Martin John Saggers (born 23 May 1972) is an English county cricket umpire and a retired English cricketer. He played international cricket for the England cricket team, including appearing in three Test matches, and spent the majority of his first-class cricket career at Kent County Cricket Club. Saggers was born in King's Lynn in Norfolk.

Saggers had little success in his three seasons with Durham between 1996 and 1998, but then joined Kent and from 2000 to 2003 took more than 50 first-class wickets each year, his best being 83 in 2002. He also played for Essex on loan in 2007. He played for his native Norfolk in minor county matches in 1995–6.

Saggers made his Test match debut in 2003/04, as a replacement for the injured Andrew Flintoff in Dhaka, and also played in two of the three Tests against New Zealand the following summer.
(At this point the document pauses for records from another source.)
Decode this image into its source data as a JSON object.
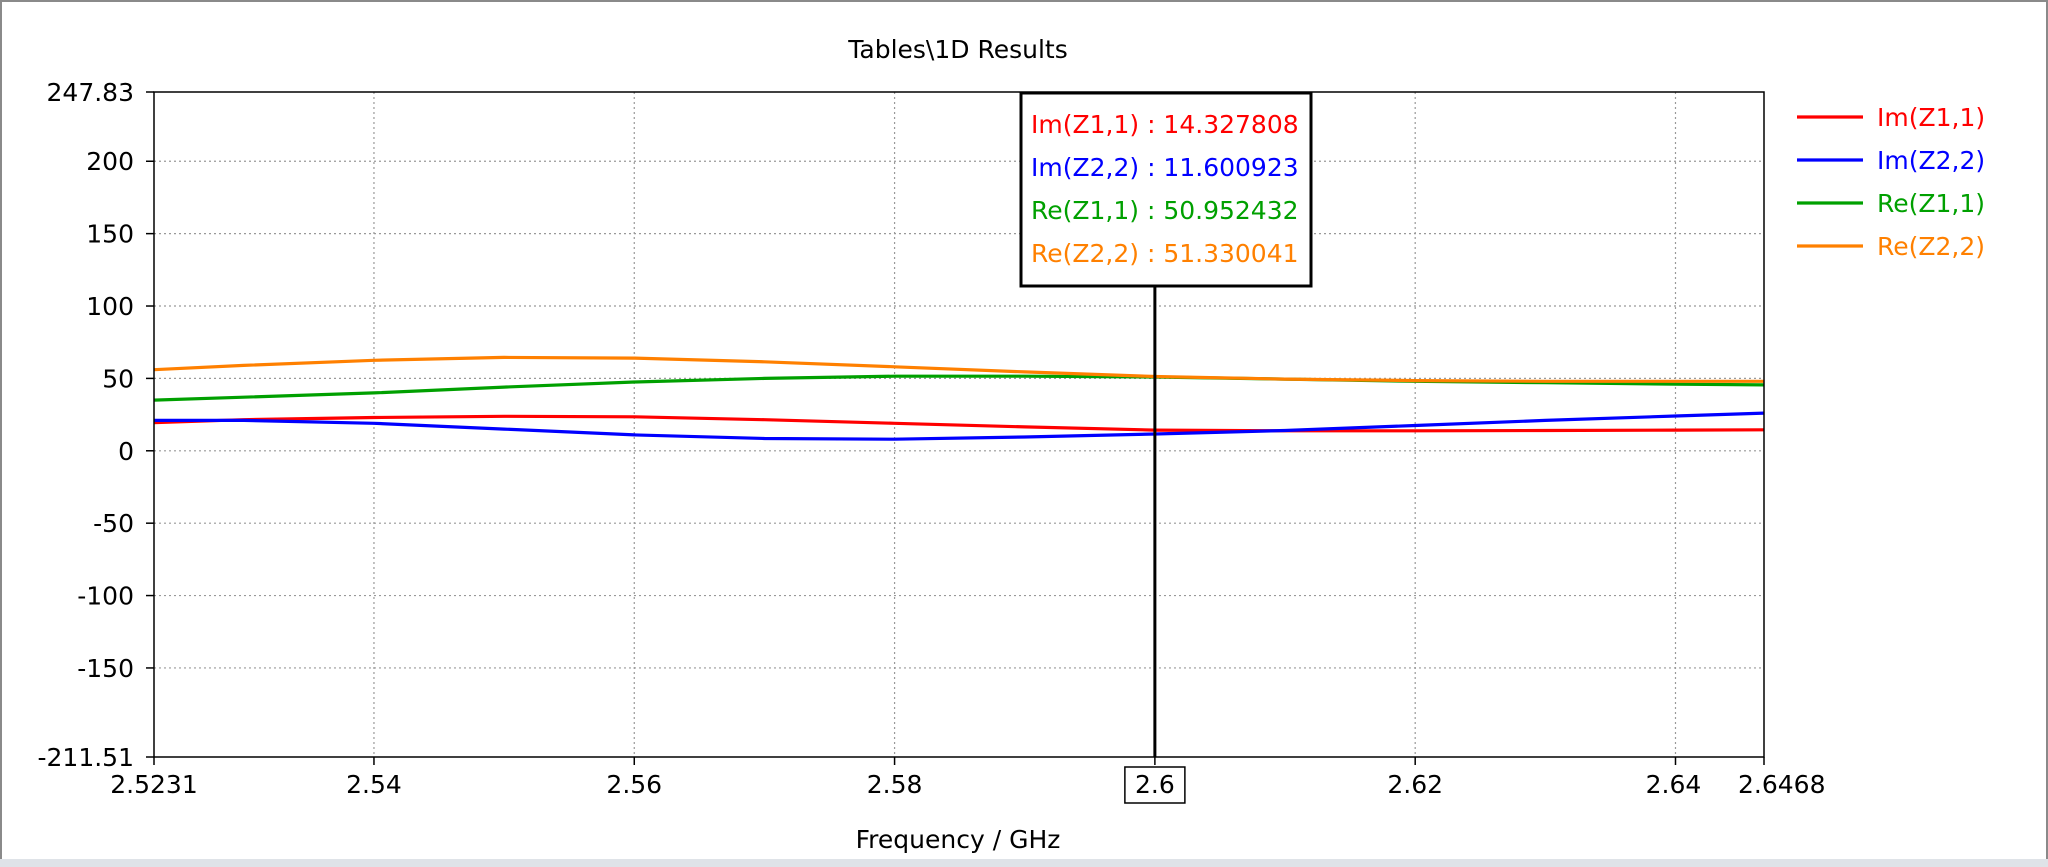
{
  "chart_data": {
    "type": "line",
    "title": "Tables\\1D Results",
    "xlabel": "Frequency / GHz",
    "ylabel": "",
    "xlim": [
      2.5231,
      2.6468
    ],
    "ylim": [
      -211.51,
      247.83
    ],
    "x_ticks": [
      "2.5231",
      "2.54",
      "2.56",
      "2.58",
      "2.6",
      "2.62",
      "2.64",
      "2.6468"
    ],
    "y_ticks": [
      "247.83",
      "200",
      "150",
      "100",
      "50",
      "0",
      "-50",
      "-100",
      "-150",
      "-211.51"
    ],
    "grid": true,
    "legend_position": "right",
    "marker": {
      "x": 2.6,
      "x_label": "2.6",
      "readouts": [
        {
          "label": "Im(Z1,1) : 14.327808",
          "color": "#ff0000"
        },
        {
          "label": "Im(Z2,2) : 11.600923",
          "color": "#0000ff"
        },
        {
          "label": "Re(Z1,1) : 50.952432",
          "color": "#00a000"
        },
        {
          "label": "Re(Z2,2) : 51.330041",
          "color": "#ff8000"
        }
      ]
    },
    "x": [
      2.5231,
      2.53,
      2.54,
      2.55,
      2.56,
      2.57,
      2.58,
      2.59,
      2.6,
      2.61,
      2.62,
      2.63,
      2.64,
      2.6468
    ],
    "series": [
      {
        "name": "Im(Z1,1)",
        "color": "#ff0000",
        "values": [
          19.5,
          21.5,
          23,
          23.8,
          23.5,
          21.5,
          19,
          16.5,
          14.3,
          13.8,
          13.8,
          14,
          14.3,
          14.5
        ]
      },
      {
        "name": "Im(Z2,2)",
        "color": "#0000ff",
        "values": [
          21,
          21,
          19,
          15,
          11,
          8.5,
          8,
          9.5,
          11.6,
          14,
          17.5,
          21,
          24,
          26
        ]
      },
      {
        "name": "Re(Z1,1)",
        "color": "#00a000",
        "values": [
          35,
          37,
          40,
          44,
          47.5,
          50,
          51.5,
          51.5,
          51,
          49.5,
          48,
          47,
          46,
          45.5
        ]
      },
      {
        "name": "Re(Z2,2)",
        "color": "#ff8000",
        "values": [
          56,
          59,
          62.5,
          64.5,
          64,
          61.5,
          58,
          54.5,
          51.3,
          49.5,
          48.5,
          48,
          48,
          48
        ]
      }
    ]
  }
}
At Leeds he took the wicket of Mark Richardson with his first ball, but some wayward bowling and poor performances with the bat led to him being dropped for the games against the West Indies. With the bat, he scored 1, 0 and 0 in three innings, finishing his Test career with a batting average of 0.33.
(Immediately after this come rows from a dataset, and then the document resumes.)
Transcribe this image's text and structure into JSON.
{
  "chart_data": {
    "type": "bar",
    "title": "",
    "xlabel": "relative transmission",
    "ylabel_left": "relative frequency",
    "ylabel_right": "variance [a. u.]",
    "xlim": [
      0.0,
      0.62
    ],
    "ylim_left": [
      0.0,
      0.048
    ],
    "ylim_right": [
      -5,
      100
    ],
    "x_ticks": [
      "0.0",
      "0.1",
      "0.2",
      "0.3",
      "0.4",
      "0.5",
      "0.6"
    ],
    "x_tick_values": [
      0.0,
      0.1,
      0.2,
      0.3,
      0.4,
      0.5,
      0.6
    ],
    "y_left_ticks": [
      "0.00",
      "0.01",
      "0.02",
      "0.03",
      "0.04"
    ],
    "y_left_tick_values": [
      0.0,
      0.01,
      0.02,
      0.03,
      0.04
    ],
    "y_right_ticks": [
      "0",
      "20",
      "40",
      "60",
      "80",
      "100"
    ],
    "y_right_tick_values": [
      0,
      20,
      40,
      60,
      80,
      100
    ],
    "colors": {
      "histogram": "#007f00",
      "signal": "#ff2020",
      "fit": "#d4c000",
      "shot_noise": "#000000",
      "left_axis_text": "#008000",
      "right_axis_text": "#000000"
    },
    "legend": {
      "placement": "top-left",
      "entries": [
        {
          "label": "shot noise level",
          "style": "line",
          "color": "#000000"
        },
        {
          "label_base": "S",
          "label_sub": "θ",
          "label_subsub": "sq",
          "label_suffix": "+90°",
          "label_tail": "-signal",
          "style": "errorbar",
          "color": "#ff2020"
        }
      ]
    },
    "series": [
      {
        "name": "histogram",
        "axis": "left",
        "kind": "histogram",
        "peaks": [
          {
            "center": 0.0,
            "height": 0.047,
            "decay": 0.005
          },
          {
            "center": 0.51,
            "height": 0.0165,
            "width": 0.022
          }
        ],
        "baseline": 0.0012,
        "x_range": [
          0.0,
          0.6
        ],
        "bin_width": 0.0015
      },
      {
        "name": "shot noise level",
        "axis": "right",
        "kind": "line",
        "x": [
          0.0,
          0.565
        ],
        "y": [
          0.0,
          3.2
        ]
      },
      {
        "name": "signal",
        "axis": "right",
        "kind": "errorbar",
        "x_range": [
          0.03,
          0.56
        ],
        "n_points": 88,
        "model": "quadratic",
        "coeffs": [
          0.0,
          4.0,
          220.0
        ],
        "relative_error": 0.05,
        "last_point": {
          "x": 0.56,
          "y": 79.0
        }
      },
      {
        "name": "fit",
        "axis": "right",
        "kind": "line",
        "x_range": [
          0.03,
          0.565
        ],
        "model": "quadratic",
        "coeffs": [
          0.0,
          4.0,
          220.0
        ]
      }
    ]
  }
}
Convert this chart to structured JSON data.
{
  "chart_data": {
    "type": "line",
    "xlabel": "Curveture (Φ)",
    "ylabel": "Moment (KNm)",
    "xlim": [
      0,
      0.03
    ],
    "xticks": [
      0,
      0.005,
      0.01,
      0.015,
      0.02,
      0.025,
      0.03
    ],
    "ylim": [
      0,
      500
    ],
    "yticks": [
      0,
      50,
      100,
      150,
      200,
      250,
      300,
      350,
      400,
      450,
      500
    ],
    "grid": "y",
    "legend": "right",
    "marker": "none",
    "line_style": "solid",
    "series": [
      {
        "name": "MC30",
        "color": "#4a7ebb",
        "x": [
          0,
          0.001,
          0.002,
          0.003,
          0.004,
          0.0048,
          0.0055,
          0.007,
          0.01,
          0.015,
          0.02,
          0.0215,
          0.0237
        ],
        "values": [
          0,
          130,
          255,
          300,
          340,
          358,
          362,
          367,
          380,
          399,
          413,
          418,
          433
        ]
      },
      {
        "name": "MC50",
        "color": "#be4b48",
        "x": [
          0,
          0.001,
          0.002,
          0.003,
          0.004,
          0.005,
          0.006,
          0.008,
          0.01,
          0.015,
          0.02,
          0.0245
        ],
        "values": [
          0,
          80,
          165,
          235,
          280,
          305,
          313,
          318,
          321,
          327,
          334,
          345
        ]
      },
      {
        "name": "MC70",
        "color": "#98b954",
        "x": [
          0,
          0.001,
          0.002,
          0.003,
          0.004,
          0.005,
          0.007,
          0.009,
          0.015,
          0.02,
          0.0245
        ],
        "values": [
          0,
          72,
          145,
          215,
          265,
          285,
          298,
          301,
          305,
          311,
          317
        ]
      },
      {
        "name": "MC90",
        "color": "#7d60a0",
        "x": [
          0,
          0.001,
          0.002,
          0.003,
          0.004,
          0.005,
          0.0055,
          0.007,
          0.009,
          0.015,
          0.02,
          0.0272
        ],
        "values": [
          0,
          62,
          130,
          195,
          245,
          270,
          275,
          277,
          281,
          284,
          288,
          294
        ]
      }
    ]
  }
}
Saggers suffered a knee injury in August 2009, and a month later announced his retirement from professional cricket. Graham Johnson, Kent's chairman of cricket, paid tribute to Saggers, saying "We owe Martin a great deal, especially during a period when he was our seam attack. Quite rightly, on the basis of this success, he received recognition at International level. Always enthusiastic and positive during his career, he will carry these qualities into his plans for what follows after cricket".

In 2012 Saggers became a full-time cricket umpire, standing in County Championship matches in England.

In 2020, he was appointed to the ICC International Umpires' Panel. He was one of the on-field umpires for the 2022 ICC Under-19 Cricket World Cup in the West Indies.